All eyes are upon Norman. The lollers are scrambling to their feet, covering their ears and howling.

And now the chaos kicks in.

‘Ooooh!’ went Norman, beating at himself. ‘I’m reaching critical mass.

Now, generally speaking, your really big punch-up starts small and works its way towards a crescendo. A bit like a military campaign. Minor skirmishes, leading to the battle proper. Usually the two opposing sides get the chance to size each other up before charging headlong. That’s the way it’s done. You wouldn’t just jumble the two sides together, bung everyone into a big room and simply blow a whistle, would you?

That would be chaos.

Wouldn’t it?

Yet here, suddenly, in the great hall, were two utterly opposing sides, all jumbled up together. What sides are these, I hear you ask. One male side and one female, is the answer.

As Norman’s suit reached critical mass it discharged such a rush of power that there could be no middle ground. The force was overwhelming. The women overwhelmed with love, the men with absolute hatred. Norman was no longer Norman at all. To the women he was a God-like being. To the men, the Devil Incarnate.

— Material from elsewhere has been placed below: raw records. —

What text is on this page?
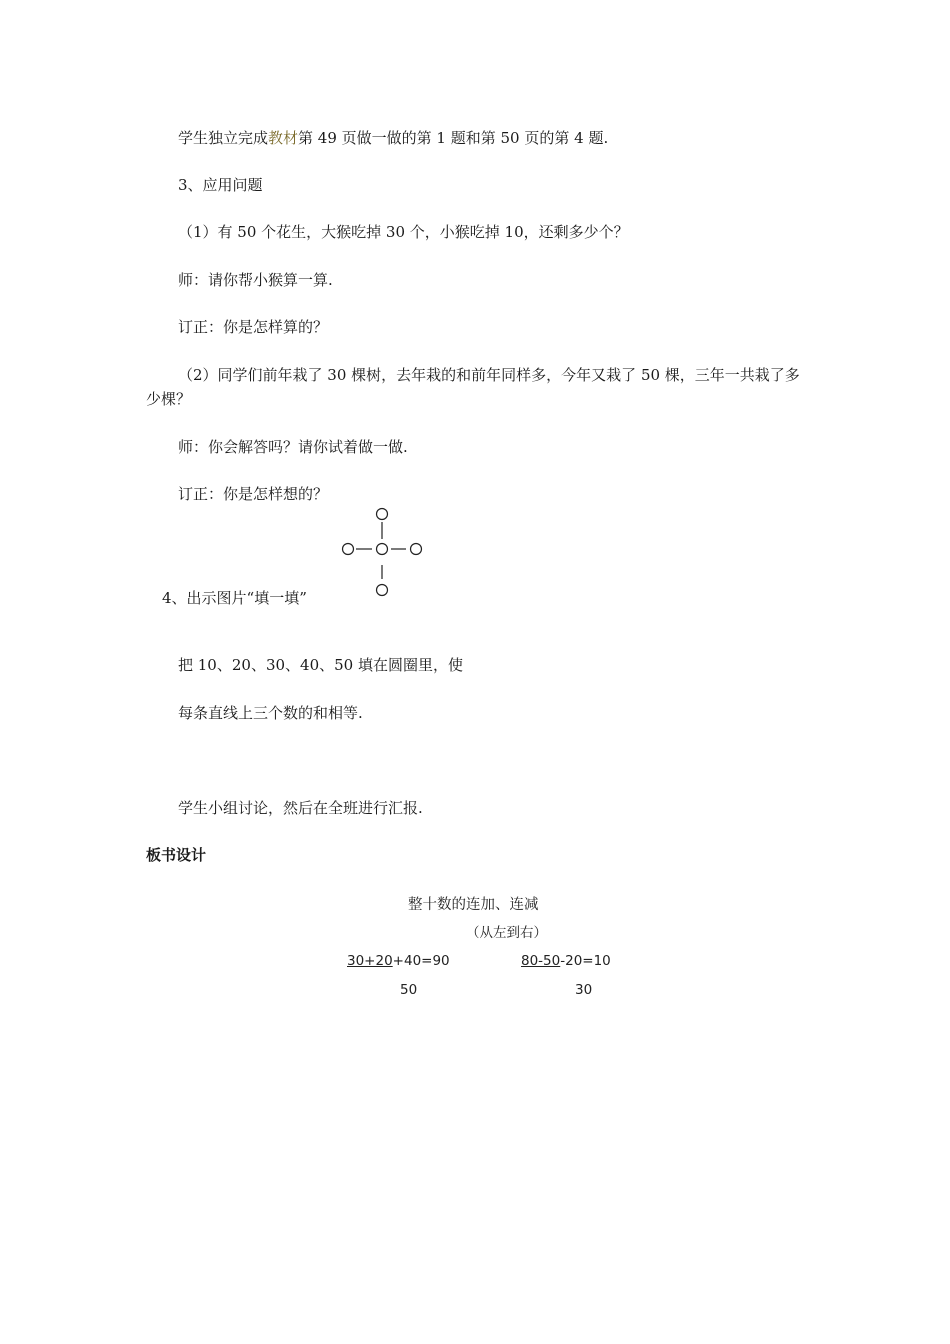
学生独立完成教材第 49 页做一做的第 1 题和第 50 页的第 4 题.
3、应用问题
（1）有 50 个花生，大猴吃掉 30 个，小猴吃掉 10，还剩多少个？
师：请你帮小猴算一算.
订正：你是怎样算的？
（2）同学们前年栽了 30 棵树，去年栽的和前年同样多，今年又栽了 50 棵，三年一共栽了多少棵？
师：你会解答吗？请你试着做一做.
订正：你是怎样想的？
4、出示图片“填一填”
把 10、20、30、40、50 填在圆圈里，使
每条直线上三个数的和相等.
学生小组讨论，然后在全班进行汇报.
板书设计
整十数的连加、连减
（从左到右）
30+20+40=90
50
80-50-20=10
30
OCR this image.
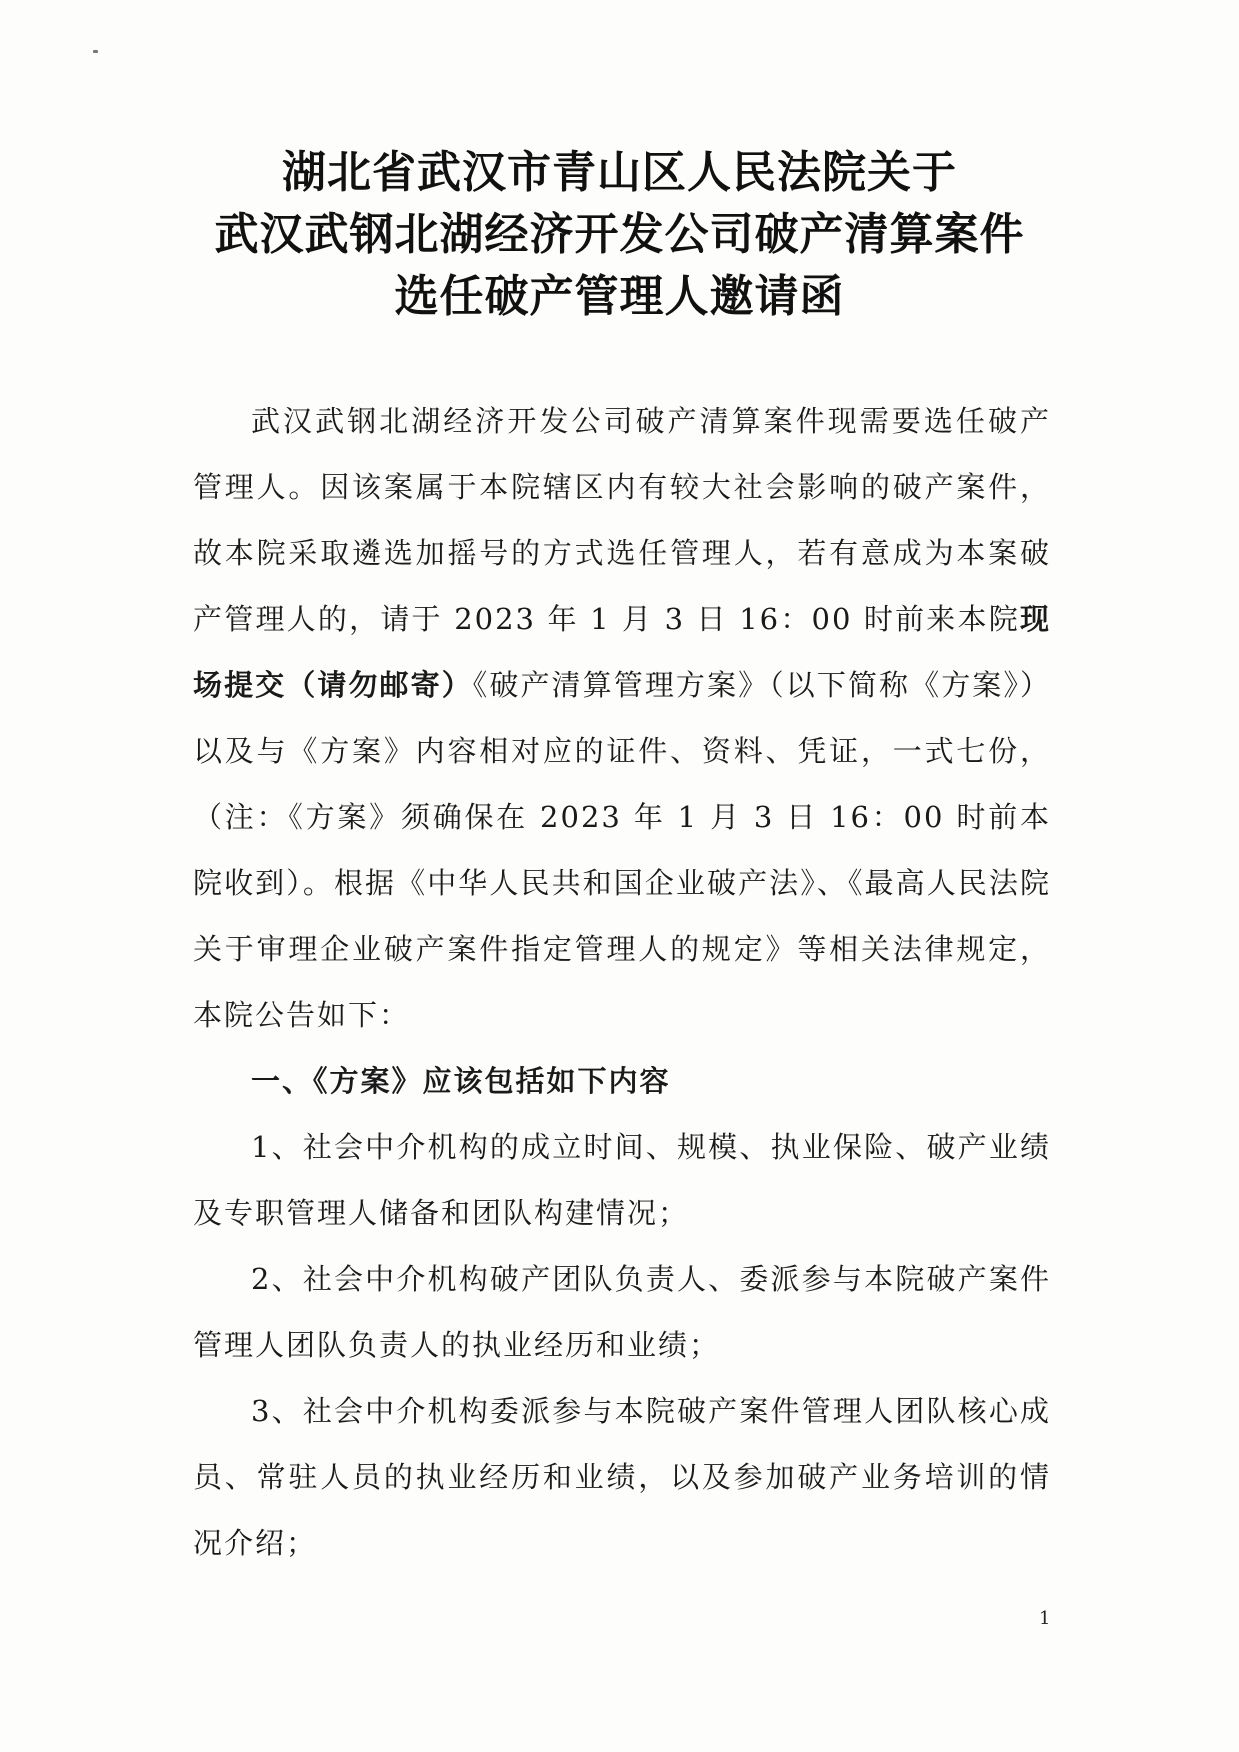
湖北省武汉市青山区人民法院关于
武汉武钢北湖经济开发公司破产清算案件
选任破产管理人邀请函

武汉武钢北湖经济开发公司破产清算案件现需要选任破产管理人。因该案属于本院辖区内有较大社会影响的破产案件，故本院采取遴选加摇号的方式选任管理人，若有意成为本案破产管理人的，请于 2023 年 1 月 3 日 16：00 时前来本院现场提交（请勿邮寄）《破产清算管理方案》（以下简称《方案》）以及与《方案》内容相对应的证件、资料、凭证，一式七份，（注：《方案》须确保在 2023 年 1 月 3 日 16：00 时前本院收到）。根据《中华人民共和国企业破产法》、《最高人民法院关于审理企业破产案件指定管理人的规定》等相关法律规定，本院公告如下：

一、《方案》应该包括如下内容

1、社会中介机构的成立时间、规模、执业保险、破产业绩及专职管理人储备和团队构建情况；

2、社会中介机构破产团队负责人、委派参与本院破产案件管理人团队负责人的执业经历和业绩；

3、社会中介机构委派参与本院破产案件管理人团队核心成员、常驻人员的执业经历和业绩，以及参加破产业务培训的情况介绍；

1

Now, women always know what men are thinking and a woman will fight hard to save the man she loves. So, as the men rose up as one to slay the evil demon, the womenfolk rose up as one to save the man they loved.

And if you’ve ever seen two hundred women take on two hundred men in a no-holds-barred grand-slam tag-team main event, then you’ll know what I mean when I tell you it was brutal.

I got welted with another bloody handbag.

It was the war of the sexes. A kind of simultaneous female uprising of the kind no doubt dreamed about by Emmeline Pankhurst (1858—1928) that now legendary English suffragette leader, who in 1903 founded the militant Women’s Social and Political Union.

It was war.

But then war, what is it good for? I ask you. Absolutely nothing (Good God y’all).

The women beat upon the men and the men lashed out at the women. Norman tore his jacket off and flung it into the air. As waiters’ trays went sailing overhead and love-sick dwarves bit waiters in the nadgers, I did that thing that the handyman’s dog did. I made a bolt for the door.

I was not alone in doing this. Norman, on his hands and knees, his trousers round his ankles, caught me up.

He had his bunch of convenient keys in his hand.

‘Out,’ went Norman, ‘Out. Come on, I’ll lock the door.’

We scuttled out and slammed the front door shut upon the chaos. Norman turned the key in the lock. ‘That should keep them at bay,’ he said.

‘What’s the time? What’s the time?’

‘Damn,’ said Norman, kicking off his platform shoes and pulling up his smouldering trews. ‘My watch is in my jacket. But there can’t be much time left. A couple of minutes at most.’

‘Let’s head for the gates then. I’ll race you.’

I was on the staffing blocks and I was almost off, but Norman said, ‘Hold on.’

‘What?’ I said. ‘What is it?’

Norman peered into the darkness. ‘There’s something wrong out there,’ he said. ‘I can feel it.’